In Incan and pre-Incan mythology, Pariacaca (contemporary Quechua spelling: Parya Qaqa) was a god of storms, as well as a creator god. His life is described in the first chapter of the Huarochirí Manuscript.

== Mythology ==
There are many versions of the myths around Pariacaca.

In one version, five eggs appeared on the summit of the sacred mountain Kuntur Quta, from which hatched Pariacaca and his brothers. Pariacaca's first action was to call down a great flood to punish a rich man who had declared himself a god. Before the floods arrived, Pariacaca, dressed as a beggar, went down to a fiesta at a pueblo near Huarochirí where he was ignored by everyone except for one compassionate woman. In return for her kindness, Pariacaca told the woman that the floods would destroy everyone in five days and allowed her, her children, and her immediate family to flee to higher grounds so long as she did not warn anyone else about the floods.

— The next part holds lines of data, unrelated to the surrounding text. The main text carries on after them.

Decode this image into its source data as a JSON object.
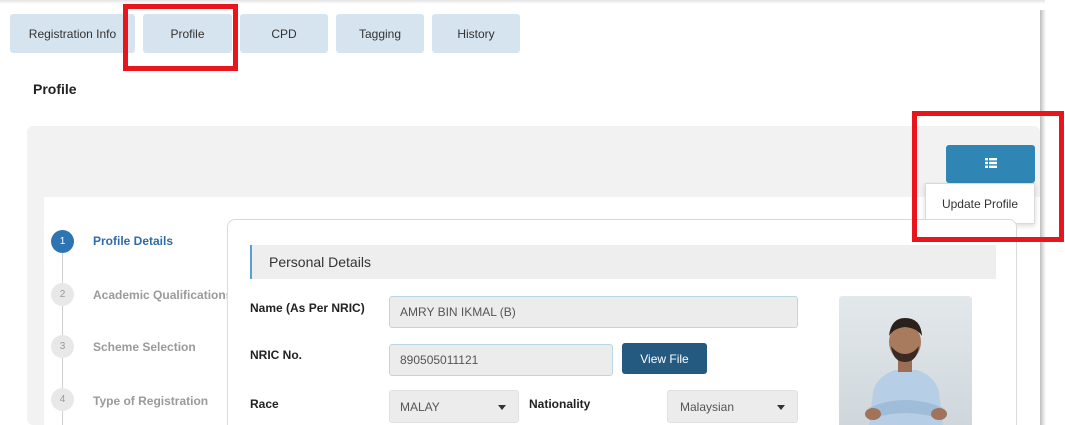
{
  "tabs": [
    {
      "label": "Registration Info"
    },
    {
      "label": "Profile"
    },
    {
      "label": "CPD"
    },
    {
      "label": "Tagging"
    },
    {
      "label": "History"
    }
  ],
  "page": {
    "title": "Profile"
  },
  "actions": {
    "menu_icon": "list-icon",
    "update_profile_label": "Update Profile"
  },
  "steps": [
    {
      "number": "1",
      "label": "Profile Details",
      "active": true
    },
    {
      "number": "2",
      "label": "Academic Qualifications",
      "active": false
    },
    {
      "number": "3",
      "label": "Scheme Selection",
      "active": false
    },
    {
      "number": "4",
      "label": "Type of Registration",
      "active": false
    }
  ],
  "personal": {
    "section_title": "Personal Details",
    "name_label": "Name (As Per NRIC)",
    "name_value": "AMRY BIN IKMAL (B)",
    "nric_label": "NRIC No.",
    "nric_value": "890505011121",
    "view_file_label": "View File",
    "race_label": "Race",
    "race_value": "MALAY",
    "nationality_label": "Nationality",
    "nationality_value": "Malaysian"
  },
  "colors": {
    "accent": "#2f86b4",
    "highlight": "#e8151d",
    "step_active": "#2f74b2"
  }
}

In another version, Pariacaca is the father of a person, also dressed in beggar's rags, named Huathiacuri. Huathiacuri cured a rich man of an illness and was rewarded with the younger of the rich man's two daughters. Huathiacuri was challenged by his brother-in-law to a battle of wits and his father Pariacaca, who was one of five sacred eggs on the mountain Kuntur Quta and an oracle, advised him to accept the challenge.

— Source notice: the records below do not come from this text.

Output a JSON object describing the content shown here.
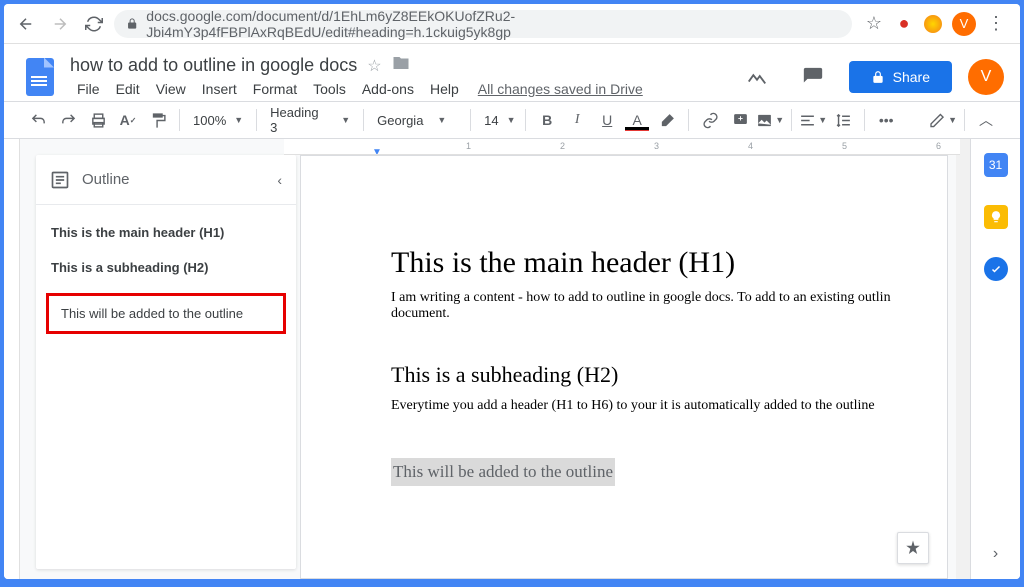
{
  "browser": {
    "url": "docs.google.com/document/d/1EhLm6yZ8EEkOKUofZRu2-Jbi4mY3p4fFBPlAxRqBEdU/edit#heading=h.1ckuig5yk8gp",
    "avatar_letter": "V"
  },
  "header": {
    "doc_title": "how to add to outline in google docs",
    "menus": [
      "File",
      "Edit",
      "View",
      "Insert",
      "Format",
      "Tools",
      "Add-ons",
      "Help"
    ],
    "save_status": "All changes saved in Drive",
    "share_label": "Share",
    "avatar_letter": "V"
  },
  "toolbar": {
    "zoom": "100%",
    "style": "Heading 3",
    "font": "Georgia",
    "font_size": "14",
    "ruler_ticks": [
      "1",
      "2",
      "3",
      "4",
      "5",
      "6"
    ]
  },
  "outline": {
    "title": "Outline",
    "items": [
      {
        "label": "This is the main header (H1)",
        "bold": true
      },
      {
        "label": "This is a subheading (H2)",
        "bold": true
      },
      {
        "label": "This will be added to the outline",
        "highlighted": true
      }
    ]
  },
  "document": {
    "h1": "This is the main header (H1)",
    "p1": "I am writing a content - how to add to outline in google docs. To add to an existing outlin document.",
    "h2": "This is a subheading (H2)",
    "p2": "Everytime you add a header (H1 to H6) to your it is automatically added to the outline",
    "h3": "This will be added to the outline"
  },
  "side_apps": {
    "calendar": "31"
  }
}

According to the legend that speaks about this god and his generosity, Pariacaca saw a humble man crying sitting on the shore so he stopped his divine life and came down from the world of the gods to see what was wrong. He approached him and dared to ask him the reason for his melancholy. He answered that the god Wallallu Qarhwinchu had threatened his people with burning the town if they did not give him human sacrifices since, previously, they had been offering them dogs (even, under the belief of some, the huancas themselves fed on these animals and that is why the huancas used to be called "dog-eaters"). Pariacaca confronted Wallallu, the god of fire, for being the divinity of the people and in the battle Pariacaca was the winner because he was able to extinguish his fireballs with the rains, which banished him and condemned him to eat carrion. Before this victory, the god Pariacaca became very adored in the town for freeing them from the god Wallallu, who was sentenced to eat dogs for having been a devourer of men.